12 Mayıs 2012 Cumartesi

Park

Bugün kuzenimi parka götürdüm.Sıkıldı yazık evde.Çocuk enerjisi işte.Park kalabalıktı.Çocuklar koşuşturuyordu filan.Kuzenim pek koşmuyor kumlarla oynuyor diğer çocukları izliyordu.
Sonra yanıma gelip tahteravalliye binmek istediğini söyledi.Bende bindirdim karşı tarafına geçir bi aşşa bi yukarı sallayıp durdum.Eskiden bende mi bundan zevk alıyordum.

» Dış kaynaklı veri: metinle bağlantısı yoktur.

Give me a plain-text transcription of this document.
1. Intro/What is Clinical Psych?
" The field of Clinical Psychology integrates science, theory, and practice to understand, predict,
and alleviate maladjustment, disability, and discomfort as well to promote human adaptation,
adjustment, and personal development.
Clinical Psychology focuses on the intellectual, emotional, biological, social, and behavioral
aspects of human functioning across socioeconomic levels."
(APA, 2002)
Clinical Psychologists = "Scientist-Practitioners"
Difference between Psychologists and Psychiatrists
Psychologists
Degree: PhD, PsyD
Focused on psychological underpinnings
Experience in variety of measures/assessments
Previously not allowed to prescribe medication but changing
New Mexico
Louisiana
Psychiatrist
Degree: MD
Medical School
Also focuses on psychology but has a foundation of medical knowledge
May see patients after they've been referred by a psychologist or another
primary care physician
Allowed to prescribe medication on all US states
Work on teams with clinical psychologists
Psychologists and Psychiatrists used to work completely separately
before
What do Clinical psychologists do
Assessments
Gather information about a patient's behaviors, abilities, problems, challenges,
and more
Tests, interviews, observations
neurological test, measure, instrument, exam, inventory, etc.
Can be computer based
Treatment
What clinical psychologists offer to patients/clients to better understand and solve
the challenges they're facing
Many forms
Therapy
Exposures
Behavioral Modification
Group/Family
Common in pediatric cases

Kendimden utandım.Ardından kuzenim aletten inip benim gibi aletin yanına durup bi aşşa bi yukarı sallamaya başladı.O ordan salladı ben burdan salladım ve galiba bi yarım saat böyle karşılıklı sallaştık.Etraftakiler bize deliymişiz gibi baktılar ama biz içimizdeki tüm sinir ve öfkeleri tahteravalliye kustuk.''İkimizde piskopatız, evet'' demek istedim etraftakilere ama sadece tahteravalliye odaklanmak istiyordum.İyi kafa dağıtıyor emin olun.
Sonra yorulup bıraktık bu saçma oyunu.Bi çocuk dikkatimi çekti.Salıncakta oturmuş yavaş yavaş sallanıyor bir taraftan da kendi kendine konuşuyordu.''Acaba hayali arkadaşıyla mı konuşuyor?'' diye içimden geçirmeden edemedim.Benimde var mıydı acaba küçükken hayali bir arkadaşım.Yanlış hatırlamıyorsam 4-5 yaşlarındaki çocukların genellikle hayali arkadaşları olurmuş.Ben şu anda 4-5 yaşında olmak isterdim.Yada hayali bir arkadaş.